Chapter 16: Photo OCR

Photo OCR had been used as an example to demonstrate the general concepts which are used to design a machine learning system. These include models to process data , ways to generate data and analysis to see which component to allocate resources to.

Problem Description and Pipeline

Suppose we are to design a ML system which learn how to recognize words in a photo. We might want to ask how to break down the problem into a series of modules ?

We might define our process to first detect regions of the photo where text are found , segment the character and then perform a character classification.

The idea of pipeline is to define a series of smaller components which we can solve first before solving the overall problem . Also we take the results of each module and pass that data to the next component.
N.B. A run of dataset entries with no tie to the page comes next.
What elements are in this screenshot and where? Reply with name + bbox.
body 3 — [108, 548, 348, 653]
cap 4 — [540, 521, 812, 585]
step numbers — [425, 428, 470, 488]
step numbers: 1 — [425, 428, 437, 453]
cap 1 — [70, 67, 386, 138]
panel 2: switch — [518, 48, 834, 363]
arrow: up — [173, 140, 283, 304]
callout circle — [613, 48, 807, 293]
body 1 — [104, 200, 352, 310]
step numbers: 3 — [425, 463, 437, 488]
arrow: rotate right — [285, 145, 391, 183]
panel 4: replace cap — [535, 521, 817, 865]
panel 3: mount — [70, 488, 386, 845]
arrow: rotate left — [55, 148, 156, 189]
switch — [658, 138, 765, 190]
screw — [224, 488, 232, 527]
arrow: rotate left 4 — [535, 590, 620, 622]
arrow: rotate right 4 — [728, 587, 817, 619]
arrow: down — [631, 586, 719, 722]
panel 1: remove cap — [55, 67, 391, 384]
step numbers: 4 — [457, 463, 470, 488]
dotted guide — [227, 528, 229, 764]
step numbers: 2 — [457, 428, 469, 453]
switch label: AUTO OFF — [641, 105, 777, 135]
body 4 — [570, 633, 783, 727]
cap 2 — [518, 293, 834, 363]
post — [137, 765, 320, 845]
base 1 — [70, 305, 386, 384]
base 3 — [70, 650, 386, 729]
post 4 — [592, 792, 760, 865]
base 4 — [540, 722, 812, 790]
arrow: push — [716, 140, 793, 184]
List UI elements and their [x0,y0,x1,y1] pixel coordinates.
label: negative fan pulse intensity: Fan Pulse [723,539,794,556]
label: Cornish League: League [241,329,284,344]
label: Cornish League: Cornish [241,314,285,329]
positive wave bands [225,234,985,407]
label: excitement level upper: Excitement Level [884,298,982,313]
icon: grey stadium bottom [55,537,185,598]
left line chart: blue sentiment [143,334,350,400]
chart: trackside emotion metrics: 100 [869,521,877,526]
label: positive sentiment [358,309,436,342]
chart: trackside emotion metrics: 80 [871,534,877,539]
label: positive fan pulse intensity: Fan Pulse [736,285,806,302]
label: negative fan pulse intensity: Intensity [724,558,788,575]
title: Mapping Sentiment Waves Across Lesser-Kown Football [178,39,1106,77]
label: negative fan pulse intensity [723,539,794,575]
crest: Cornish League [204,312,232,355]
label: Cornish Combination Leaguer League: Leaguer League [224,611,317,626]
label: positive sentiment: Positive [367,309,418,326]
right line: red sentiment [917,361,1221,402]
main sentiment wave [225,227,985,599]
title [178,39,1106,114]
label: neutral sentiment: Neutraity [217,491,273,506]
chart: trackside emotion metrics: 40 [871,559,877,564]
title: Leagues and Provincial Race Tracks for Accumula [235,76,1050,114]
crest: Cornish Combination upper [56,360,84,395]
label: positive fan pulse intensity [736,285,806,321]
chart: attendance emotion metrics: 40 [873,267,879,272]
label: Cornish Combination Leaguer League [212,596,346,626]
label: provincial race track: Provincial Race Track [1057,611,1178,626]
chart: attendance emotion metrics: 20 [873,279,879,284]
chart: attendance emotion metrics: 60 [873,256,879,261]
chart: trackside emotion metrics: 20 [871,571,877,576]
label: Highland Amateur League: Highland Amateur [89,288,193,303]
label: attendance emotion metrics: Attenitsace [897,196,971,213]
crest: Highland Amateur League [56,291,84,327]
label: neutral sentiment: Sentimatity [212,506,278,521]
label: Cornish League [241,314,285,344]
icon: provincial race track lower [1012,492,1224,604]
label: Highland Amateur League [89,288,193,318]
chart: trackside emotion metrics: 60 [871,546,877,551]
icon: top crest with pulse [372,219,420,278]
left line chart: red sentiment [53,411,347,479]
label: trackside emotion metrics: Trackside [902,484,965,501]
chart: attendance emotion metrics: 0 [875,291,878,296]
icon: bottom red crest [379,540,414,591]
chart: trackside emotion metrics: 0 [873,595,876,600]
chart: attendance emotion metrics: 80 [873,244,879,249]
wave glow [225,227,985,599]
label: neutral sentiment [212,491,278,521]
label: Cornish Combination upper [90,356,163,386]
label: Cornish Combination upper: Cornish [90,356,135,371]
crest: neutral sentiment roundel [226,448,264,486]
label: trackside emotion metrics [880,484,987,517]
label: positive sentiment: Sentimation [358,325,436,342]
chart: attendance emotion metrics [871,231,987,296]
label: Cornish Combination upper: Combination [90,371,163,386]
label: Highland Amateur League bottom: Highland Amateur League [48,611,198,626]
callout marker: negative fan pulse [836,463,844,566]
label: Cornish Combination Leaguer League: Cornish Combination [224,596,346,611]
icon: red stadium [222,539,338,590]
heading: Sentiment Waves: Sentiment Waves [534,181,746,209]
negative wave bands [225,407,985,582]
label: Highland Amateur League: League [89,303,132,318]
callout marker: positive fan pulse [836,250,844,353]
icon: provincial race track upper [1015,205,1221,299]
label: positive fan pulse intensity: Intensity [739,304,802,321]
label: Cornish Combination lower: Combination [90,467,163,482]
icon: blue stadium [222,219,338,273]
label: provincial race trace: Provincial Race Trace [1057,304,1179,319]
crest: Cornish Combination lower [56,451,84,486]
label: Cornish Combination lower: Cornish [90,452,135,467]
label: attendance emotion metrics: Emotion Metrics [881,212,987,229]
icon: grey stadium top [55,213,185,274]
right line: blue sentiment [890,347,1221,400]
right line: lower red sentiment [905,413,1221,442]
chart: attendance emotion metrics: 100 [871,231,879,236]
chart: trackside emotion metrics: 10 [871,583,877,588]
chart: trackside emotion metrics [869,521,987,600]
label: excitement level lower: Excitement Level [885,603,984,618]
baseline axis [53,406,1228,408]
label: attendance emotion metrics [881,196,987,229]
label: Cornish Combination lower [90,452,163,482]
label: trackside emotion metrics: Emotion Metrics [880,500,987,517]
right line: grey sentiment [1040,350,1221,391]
Each component in the pipeline might be another machine learning problem. Example, the 3 components in the Photo OCR pipeline (text detection, character segmentation, character recognition) are decent separate machine learning problems.

Getting Lots of Data and Artificial Data

One method in which we can utilize to generate data is artificial data synthesis. With this method , we sort of take example and magnify it . In the picture below we divide the character “A” into 16 boxes and applied different distortions to it to come out with 16 new examples.

Other examples were introduced in the videos such as adding different background noise (such as busy road, bad connection etc ) to original audio track to “magnify” the example.

However it usually does not help if we add random/meaningless noise to our data like as stated in the picture below.

Ceiling Analysis: What Part of the Pipeline to Work on Next

Suppose we want to improve the performance of our machine learning system , as usual it would be nice to have a single metric value evaluation (F1 score , precision etc). However since we have different components in the pipeline, how do we know which one should we work ? The idea is to manually provide a 100% accurately data to the next component and see how well it does overall.

In our Photo OCR problem , we would use accuracy (1-100%) as our evaluation metric. The “accuracy” stated in the picture below denote the overall accuracy.

Suppose we manually mapped out the regions which contain text in the “text detection” component and provide these 100% accurate data to “character segmentation” , then we see what is the overall accuracy we get if we had a “perfect text detection” machine learning system.

We follow the same logic for the next component “character segmentation” and manually segment/label each example into individual characters and give this “perfect” data set to character recognition and see what is the overall accuracy.

From the picture , we see that suppose we had a “perfect text detection” machine learning component, we achieved a 17% accuracy improvement, so this tells us allocating resources on improving “text detection” in the pipeline is a worthwhile investment. On the other hand even if we have a “perfect character segmentation” component, it only improve the overall accuracy by 1% so allocat

Please note the logic is in sequence as if we are doing ceiling analysis on the “character segmentation” component, it means (“text detection” == “perfect” && “character segmentation” == “perfect”). This kind of analysis provide a upper bound on the system on what is the maximum accuracy we could get.